As I follow the online discussion about this topic, my mind goes to protecting mental health because I know how easy it is to ignore warning signs and be the one who is harmed. Likely only a subset of what is called #QuietQuitting is about toxic work and mental health – but staying in that job could be a dangerous option for that subset.

As a friend told me, “Sunita, you can’t not breathe the air.”

An essential resource that helped me talk about my needs when I was in a toxic workplace situation was the 13 psychosocial factors for mental health in the workplace. These are world-class standards with the support of researchers and workplaces that care about guarding people’s minds while on the job.

If quiet quitting is a warning signal flashing away, this list of 13 factors could be the manual you pull out to diagnose the problem.

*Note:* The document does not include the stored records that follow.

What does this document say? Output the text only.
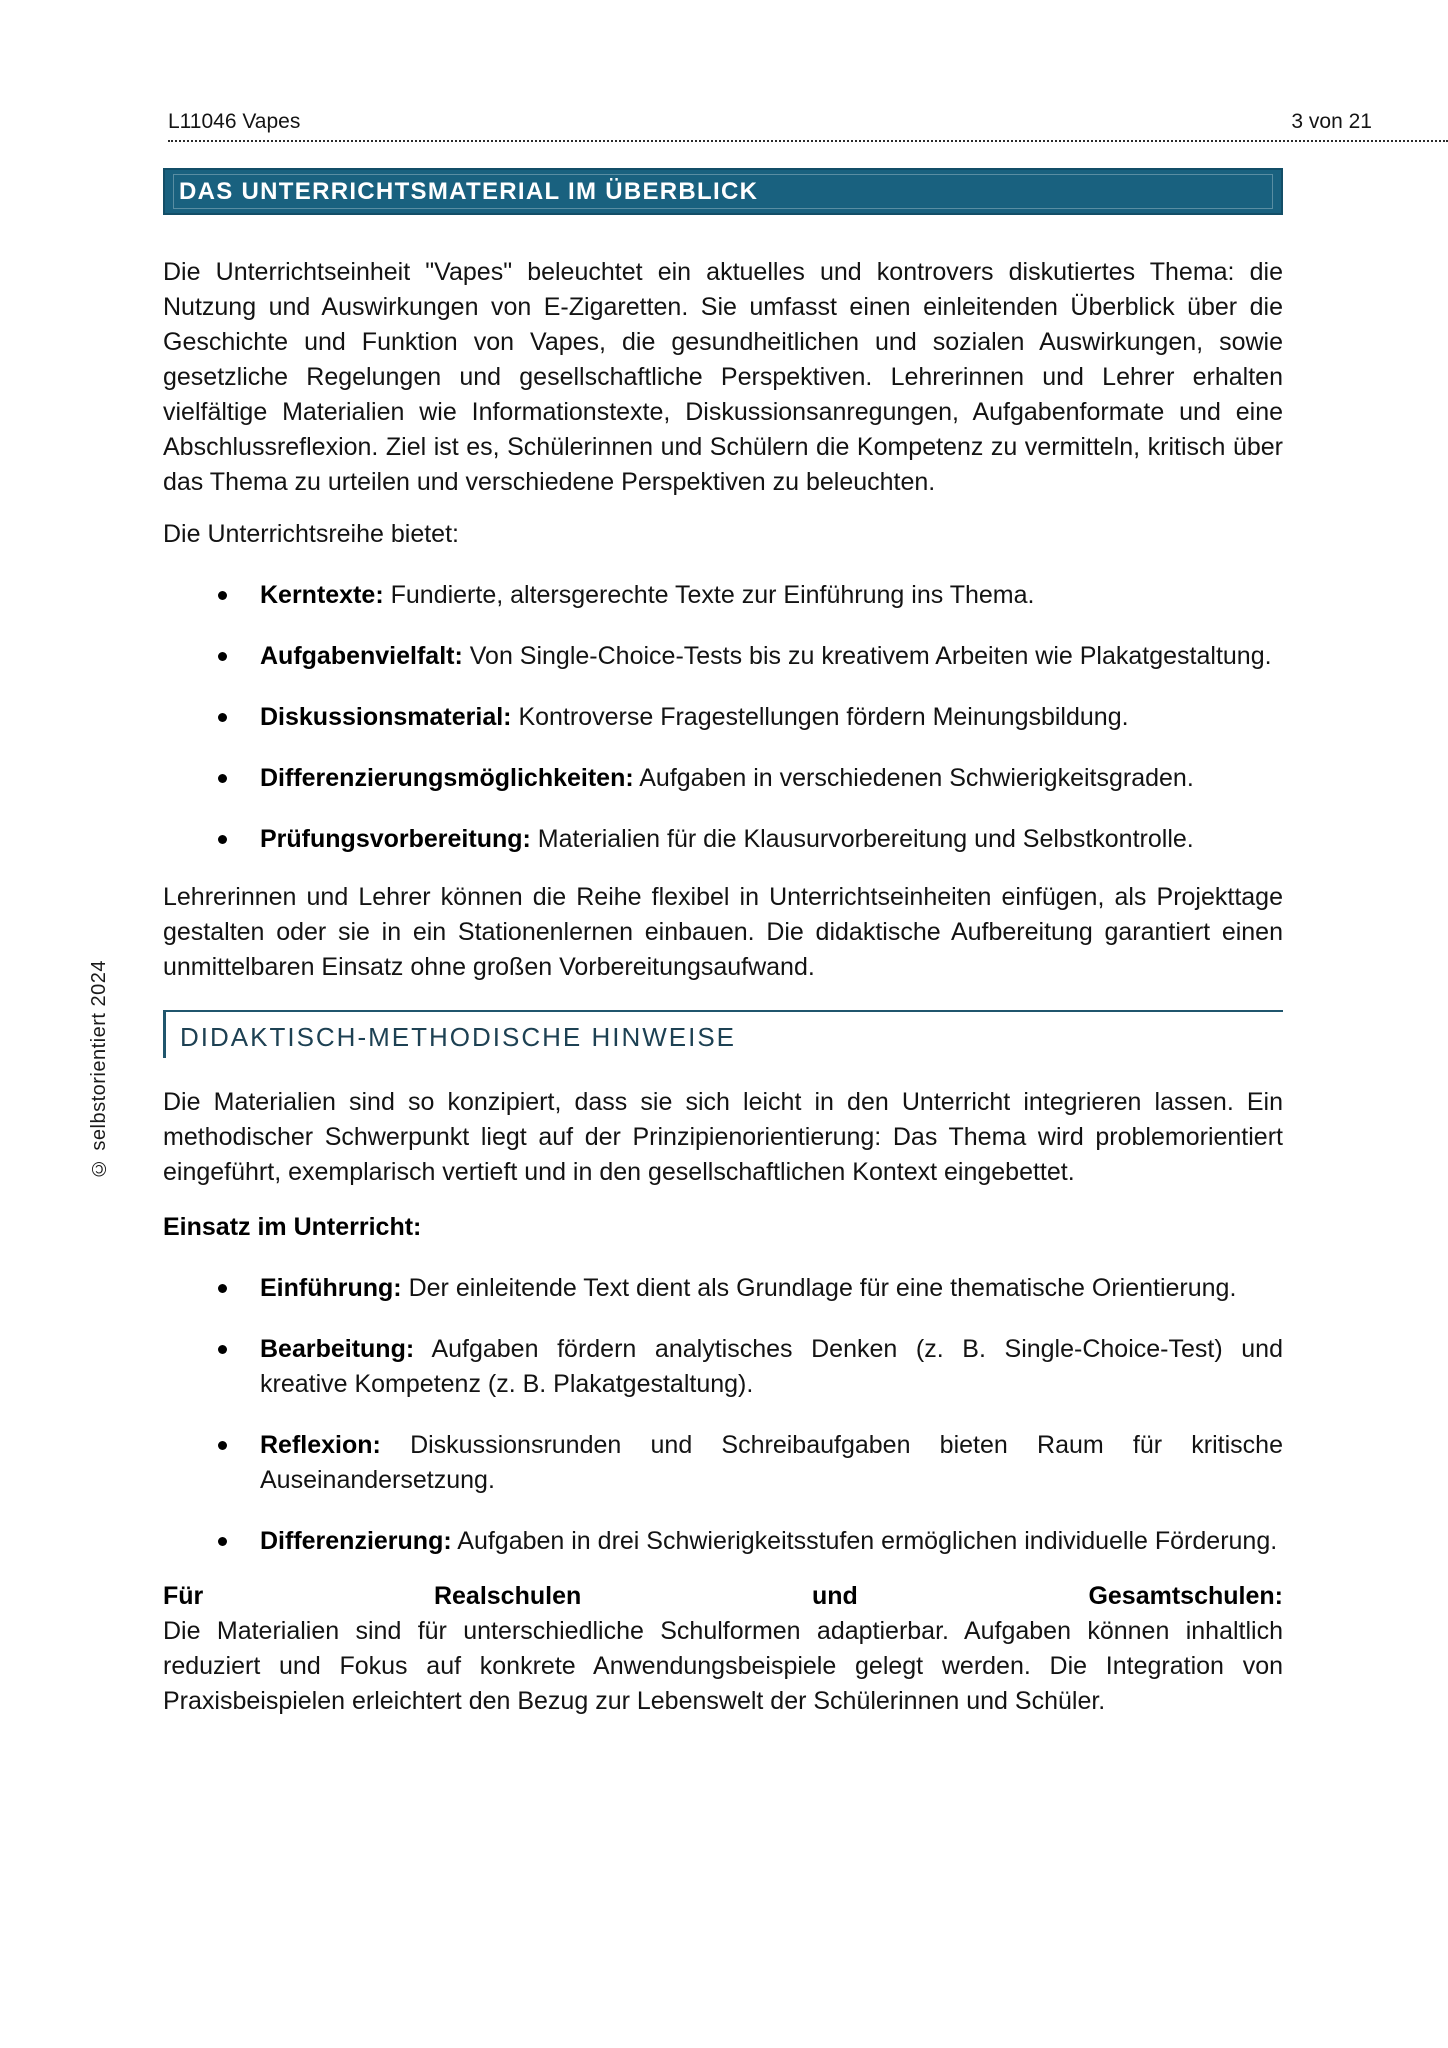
L11046 Vapes	3 von 21
© selbstorientiert 2024
DAS UNTERRICHTSMATERIAL IM ÜBERBLICK

Die Unterrichtseinheit "Vapes" beleuchtet ein aktuelles und kontrovers diskutiertes Thema: die Nutzung und Auswirkungen von E-Zigaretten. Sie umfasst einen einleitenden Überblick über die Geschichte und Funktion von Vapes, die gesundheitlichen und sozialen Auswirkungen, sowie gesetzliche Regelungen und gesellschaftliche Perspektiven. Lehrerinnen und Lehrer erhalten vielfältige Materialien wie Informationstexte, Diskussionsanregungen, Aufgabenformate und eine Abschlussreflexion. Ziel ist es, Schülerinnen und Schülern die Kompetenz zu vermitteln, kritisch über das Thema zu urteilen und verschiedene Perspektiven zu beleuchten.

Die Unterrichtsreihe bietet:

Kerntexte: Fundierte, altersgerechte Texte zur Einführung ins Thema.
Aufgabenvielfalt: Von Single-Choice-Tests bis zu kreativem Arbeiten wie Plakatgestaltung.
Diskussionsmaterial: Kontroverse Fragestellungen fördern Meinungsbildung.
Differenzierungsmöglichkeiten: Aufgaben in verschiedenen Schwierigkeitsgraden.
Prüfungsvorbereitung: Materialien für die Klausurvorbereitung und Selbstkontrolle.

Lehrerinnen und Lehrer können die Reihe flexibel in Unterrichtseinheiten einfügen, als Projekttage gestalten oder sie in ein Stationenlernen einbauen. Die didaktische Aufbereitung garantiert einen unmittelbaren Einsatz ohne großen Vorbereitungsaufwand.

DIDAKTISCH-METHODISCHE HINWEISE

Die Materialien sind so konzipiert, dass sie sich leicht in den Unterricht integrieren lassen. Ein methodischer Schwerpunkt liegt auf der Prinzipienorientierung: Das Thema wird problemorientiert eingeführt, exemplarisch vertieft und in den gesellschaftlichen Kontext eingebettet.

Einsatz im Unterricht:

Einführung: Der einleitende Text dient als Grundlage für eine thematische Orientierung.
Bearbeitung: Aufgaben fördern analytisches Denken (z. B. Single-Choice-Test) und kreative Kompetenz (z. B. Plakatgestaltung).
Reflexion: Diskussionsrunden und Schreibaufgaben bieten Raum für kritische Auseinandersetzung.
Differenzierung: Aufgaben in drei Schwierigkeitsstufen ermöglichen individuelle Förderung.
Für	Realschulen	und	Gesamtschulen:

Die Materialien sind für unterschiedliche Schulformen adaptierbar. Aufgaben können inhaltlich reduziert und Fokus auf konkrete Anwendungsbeispiele gelegt werden. Die Integration von Praxisbeispielen erleichtert den Bezug zur Lebenswelt der Schülerinnen und Schüler.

In addition, Ontario has many resources listed in mental health support and workplace mental health. If you are facing the question posed by the TikTok video creator in their comment about if you can tolerate the workplace, I hope these 13 factors can help you make the right decision before harm happens. In my opinion, psychosocial factors for mental health should be part of every employee manual. Mental health and safety must be taken as seriously as physical safety.

Have you had to make a decision for your well-being at work? Do you feel your health is at risk while working? What guided you to tolerate things, change things or leave, so you have peace of mind?